I think you’re right–what’s the word? Logorreah.
No one’s mentioned this Plinky thing, but that seems to have a scary premise: Even if you don’t have anything to say, we want to hear you.
Plinky: I went to the site. Trying to figure out what it is. First time I’ve heard of it….
I had the paranoid thought that the Plinky Prompt ads appeared on my WordPress account only, as if some evil WordPress administrator had singled me out for remedial help.
I have the perverse desire to create the Sundance Film Festival of Plinky Prompts (it will certainly have a cooler name!) with all kinds of opaque prompts, like the essay topics for University of Chicago undergraduate admissions this year. This one, for example: Find x.
Or how about Plinky Inhibitors: a service providing random phrases designed to discourage the writing urge, especially for those days when I am under the delusion that I have something to say.
What happens when you qualify X as either a) words written for public consumption or b) words written for an audience of one – yourself?
Hmm. Interesting twist. That had not occurred to me, because I never write for an audience of one.
I’m reading a biography of Nietzsche at the moment, and in his case his private notes (for an audience of one) fulfilled a crucial function: This is where his thoughts first appear as experiments, later to morph into mature ideas in his public writing (for an audience of more than one).
My guess is that the test is this: Does the private writing hurt or help?
take the curve up to the celing, write write write, lossen your mind, your heart, your will… and then bring it down to earth, edit edit edit, don’t let your main ideas get lost among too many words… and keep loyal to your style, if you own one. And of course read read read but then close the book, try to forget what you read and don’t worry: what you captured will remain with you forever.
Wonderful, Zen-like advice. I wish I could observe it. You’re asking me to “let go”….
nope. I’m asking you to grab the essential…
Of course the Laffer curve is nothing to be laughed at but how does it compare to Boileau’s famous “Cent fois sur le métier remettez votre ouvrage”? Writing is never a finished job, always, when revising or editing, something will come up calling for a change here and there…but somehow you have to pot the last period some time.
That’s translated as “a hundred times, put your work on your anvil,” right?
Right.
more than right.
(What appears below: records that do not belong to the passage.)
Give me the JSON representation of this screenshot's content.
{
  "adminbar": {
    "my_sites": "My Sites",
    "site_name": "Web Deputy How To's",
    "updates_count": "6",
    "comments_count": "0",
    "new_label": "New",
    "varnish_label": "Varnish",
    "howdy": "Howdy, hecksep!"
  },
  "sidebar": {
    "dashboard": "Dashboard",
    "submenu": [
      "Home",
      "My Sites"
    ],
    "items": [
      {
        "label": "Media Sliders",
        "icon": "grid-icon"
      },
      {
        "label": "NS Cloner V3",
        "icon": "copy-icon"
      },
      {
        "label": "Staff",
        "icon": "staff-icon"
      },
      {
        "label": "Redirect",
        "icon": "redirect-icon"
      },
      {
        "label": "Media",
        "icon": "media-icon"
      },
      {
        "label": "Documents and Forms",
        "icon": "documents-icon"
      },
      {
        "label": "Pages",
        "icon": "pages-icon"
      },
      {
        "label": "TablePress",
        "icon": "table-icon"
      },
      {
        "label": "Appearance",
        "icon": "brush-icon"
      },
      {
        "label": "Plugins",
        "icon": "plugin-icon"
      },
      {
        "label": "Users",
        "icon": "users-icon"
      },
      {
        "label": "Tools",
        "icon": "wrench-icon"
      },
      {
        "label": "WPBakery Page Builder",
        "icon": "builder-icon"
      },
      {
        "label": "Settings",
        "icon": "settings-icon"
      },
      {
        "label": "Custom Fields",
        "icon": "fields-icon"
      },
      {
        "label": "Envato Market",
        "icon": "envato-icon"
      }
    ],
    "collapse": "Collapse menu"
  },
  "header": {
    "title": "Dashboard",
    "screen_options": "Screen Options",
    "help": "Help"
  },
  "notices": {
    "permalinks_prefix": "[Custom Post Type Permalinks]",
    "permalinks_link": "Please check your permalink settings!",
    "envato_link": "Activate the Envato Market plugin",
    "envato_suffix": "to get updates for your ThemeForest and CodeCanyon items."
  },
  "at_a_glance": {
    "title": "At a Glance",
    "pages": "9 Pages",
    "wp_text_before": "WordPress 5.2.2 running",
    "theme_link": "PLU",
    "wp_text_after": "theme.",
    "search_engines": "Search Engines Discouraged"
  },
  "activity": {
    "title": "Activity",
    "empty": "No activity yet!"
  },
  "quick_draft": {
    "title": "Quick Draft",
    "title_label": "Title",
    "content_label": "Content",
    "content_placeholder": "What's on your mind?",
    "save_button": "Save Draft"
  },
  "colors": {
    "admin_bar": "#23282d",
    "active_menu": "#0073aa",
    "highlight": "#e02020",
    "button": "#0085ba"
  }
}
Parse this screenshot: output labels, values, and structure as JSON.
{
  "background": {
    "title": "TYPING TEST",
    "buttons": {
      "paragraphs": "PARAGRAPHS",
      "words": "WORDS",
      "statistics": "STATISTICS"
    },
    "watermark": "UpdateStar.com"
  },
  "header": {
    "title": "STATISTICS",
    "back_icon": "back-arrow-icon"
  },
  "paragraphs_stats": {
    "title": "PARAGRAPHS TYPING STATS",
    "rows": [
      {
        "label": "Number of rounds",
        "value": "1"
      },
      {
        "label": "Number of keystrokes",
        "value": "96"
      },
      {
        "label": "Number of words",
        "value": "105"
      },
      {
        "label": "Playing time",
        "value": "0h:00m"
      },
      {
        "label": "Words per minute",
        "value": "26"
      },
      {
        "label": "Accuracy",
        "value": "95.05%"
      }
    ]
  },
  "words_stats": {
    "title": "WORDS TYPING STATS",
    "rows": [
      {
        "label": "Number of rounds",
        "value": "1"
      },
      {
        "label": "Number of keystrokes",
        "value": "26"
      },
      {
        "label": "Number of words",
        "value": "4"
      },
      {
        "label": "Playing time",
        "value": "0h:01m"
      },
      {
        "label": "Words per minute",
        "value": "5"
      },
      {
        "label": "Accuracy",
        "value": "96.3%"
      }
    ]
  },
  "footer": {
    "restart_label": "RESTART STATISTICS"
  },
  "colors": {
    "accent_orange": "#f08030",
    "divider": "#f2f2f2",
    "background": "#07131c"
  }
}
Exact.
Thinking, reporting, experiencing, living. There must ways of doing this without using words at all (inside or outside one’s brain), much less writing.
Very interesting post and reasoning. I’ve always thought that art (writing, painting, any musical activity and so forth) can enrich life greatly. Done in excess, art cannibalizes life instead and dries up, since the materials that feed our imagination are taken from life itself. In other words, if you spend your life writing or painting, you reach a point you don’t know what to write or paint any more.
Amen. Which is why it is such a good idea for artists such as yourself to take occasional breaks, even prolonged ones, in order simply to live. “Sabbaticals of experience”, we might call them,
@Andreas
Art is a big word. I’ve seen you people active all the time writing. I admire your constancy.